Please could someone help me with a way to solve this issue. I think I somehow need to extract the categories and their values as pairs, rather than separately, if that makes sense. I would be happy just to extract the first value in a category if there are multiple entries, or alternatively to include the category heading multiple times in the final data frame in R. Either is ok.

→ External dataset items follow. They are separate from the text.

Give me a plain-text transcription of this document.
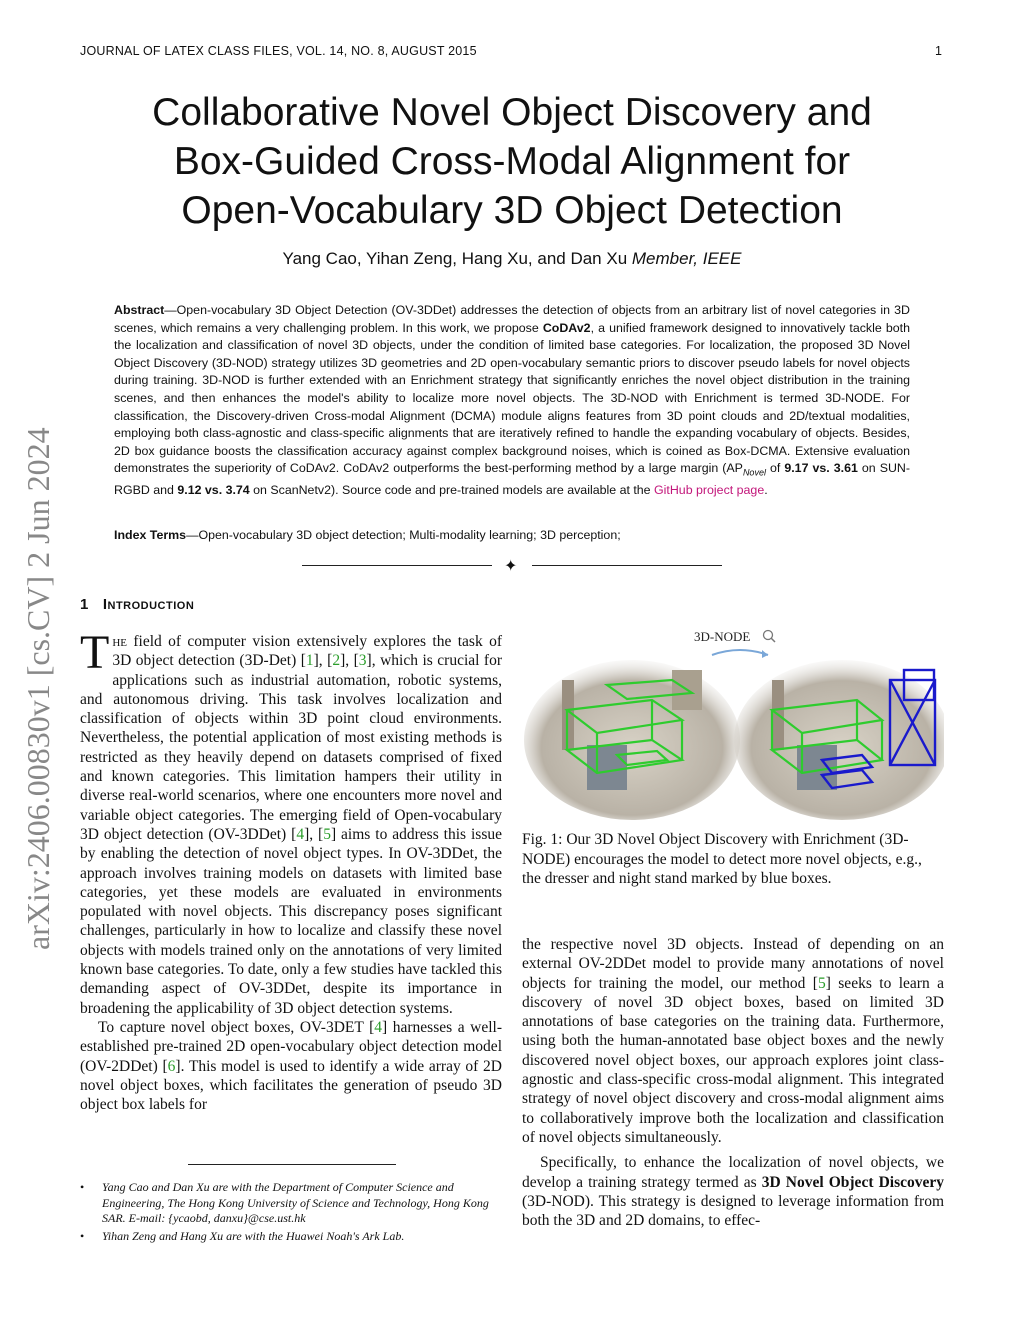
JOURNAL OF LATEX CLASS FILES, VOL. 14, NO. 8, AUGUST 2015	1
Collaborative Novel Object Discovery and
Box-Guided Cross-Modal Alignment for
Open-Vocabulary 3D Object Detection
Yang Cao, Yihan Zeng, Hang Xu, and Dan Xu Member, IEEE
Abstract—Open-vocabulary 3D Object Detection (OV-3DDet) addresses the detection of objects from an arbitrary list of novel categories in 3D scenes, which remains a very challenging problem. In this work, we propose CoDAv2, a unified framework designed to innovatively tackle both the localization and classification of novel 3D objects, under the condition of limited base categories. For localization, the proposed 3D Novel Object Discovery (3D-NOD) strategy utilizes 3D geometries and 2D open-vocabulary semantic priors to discover pseudo labels for novel objects during training. 3D-NOD is further extended with an Enrichment strategy that significantly enriches the novel object distribution in the training scenes, and then enhances the model's ability to localize more novel objects. The 3D-NOD with Enrichment is termed 3D-NODE. For classification, the Discovery-driven Cross-modal Alignment (DCMA) module aligns features from 3D point clouds and 2D/textual modalities, employing both class-agnostic and class-specific alignments that are iteratively refined to handle the expanding vocabulary of objects. Besides, 2D box guidance boosts the classification accuracy against complex background noises, which is coined as Box-DCMA. Extensive evaluation demonstrates the superiority of CoDAv2. CoDAv2 outperforms the best-performing method by a large margin ($AP_{Novel}$ of 9.17 vs. 3.61 on SUN-RGBD and 9.12 vs. 3.74 on ScanNetv2). Source code and pre-trained models are available at the GitHub project page.
Index Terms—Open-vocabulary 3D object detection; Multi-modality learning; 3D perception;
✦
arXiv:2406.00830v1 [cs.CV] 2 Jun 2024	1 Introduction

The field of computer vision extensively explores the task of 3D object detection (3D-Det) [1], [2], [3], which is crucial for applications such as industrial automation, robotic systems, and autonomous driving. This task involves localization and classification of objects within 3D point cloud environments. Nevertheless, the potential application of most existing methods is restricted as they heavily depend on datasets comprised of fixed and known categories. This limitation hampers their utility in diverse real-world scenarios, where one encounters more novel and variable object categories. The emerging field of Open-vocabulary 3D object detection (OV-3DDet) [4], [5] aims to address this issue by enabling the detection of novel object types. In OV-3DDet, the approach involves training models on datasets with limited base categories, yet these models are evaluated in environments populated with novel objects. This discrepancy poses significant challenges, particularly in how to localize and classify these novel objects with models trained only on the annotations of very limited known base categories. To date, only a few studies have tackled this demanding aspect of OV-3DDet, despite its importance in broadening the applicability of 3D object detection systems.

To capture novel object boxes, OV-3DET [4] harnesses a well-established pre-trained 2D open-vocabulary object detection model (OV-2DDet) [6]. This model is used to identify a wide array of 2D novel object boxes, which facilitates the generation of pseudo 3D object box labels for

3D-NODE
Fig. 1: Our 3D Novel Object Discovery with Enrichment (3D-NODE) encourages the model to detect more novel objects, e.g., the dresser and night stand marked by blue boxes.

the respective novel 3D objects. Instead of depending on an external OV-2DDet model to provide many annotations of novel objects for training the model, our method [5] seeks to learn a discovery of novel 3D object boxes, based on limited 3D annotations of base categories on the training data. Furthermore, using both the human-annotated base object boxes and the newly discovered novel object boxes, our approach explores joint class-agnostic and class-specific cross-modal alignment. This integrated strategy of novel object discovery and cross-modal alignment aims to collaboratively improve both the localization and classification of novel objects simultaneously.

Specifically, to enhance the localization of novel objects, we develop a training strategy termed as 3D Novel Object Discovery (3D-NOD). This strategy is designed to leverage information from both the 3D and 2D domains, to effec-

• Yang Cao and Dan Xu are with the Department of Computer Science and Engineering, The Hong Kong University of Science and Technology, Hong Kong SAR. E-mail: {ycaobd, danxu}@cse.ust.hk
• Yihan Zeng and Hang Xu are with the Huawei Noah's Ark Lab.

Excuse me if this is a simple issue, I am very new to this. Many thanks
EDIT: Let's say I apply the function to this player's page https://www.espncricinfo.com/player/wes-agar-959833, then the output is as desired, since each category only has one entry. That is, it gives me the following dataframe: seen in image 1 below, a dataframe of the information categories and their values for this player
However, the issue arises when I try to apply the function to the original profile listed: https://www.espncricinfo.com/player/shaun-marsh-6683. I get an error, since there are 9 categories, but 10 entries, and thus cannot use rbind. see pics 2,3,4. I need to find a way to scrape which category each value belongs to, so that I can replicate the category header in the dataframe in R. I would hope to see a dataframe with 10 rows, with 'relations' repeated in the first column OR a df with 9 rows with 'relations' once and the first value "GR Marsh" in the RH column.
CodePudding user response:
One way to solve is using html_text2
and xpath
for each of the category:
library(rvest)
library(dply)
url = "https://www.espncricinfo.com/player/shaun-marsh-6683"
#create an empty dataframe to store results
df = vector()
for(i in 1:9){
#creating xpath for each of the nine category
nod = paste0('//*[@id="main-container"]/div[1]/div/div[2]/div/div[2]/div[2]/div[1]/div/div[1]/div[', i, ']')
df1 = url %>%
read_html() %>%
html_nodes(xpath =nod) %>%
html_text2()
#now we split the result into columns
df1= do.call(rbind, str_split(df1, "\n"))
df = rbind.data.frame(df, df1)
}
V1 V2 V3
1 Full Name Shaun Edward Marsh
2 Born July 09, 1983, Narrogin, Western Australia
3 Age 38y 147d
4 Nicknames Sos
5 Batting Style Left hand bat
6 Bowling Style Slow left arm orthodox
7 Playing Role Top order batter
8 Height 1.84 m
9 relations GR Marsh (father),MR Marsh (brother)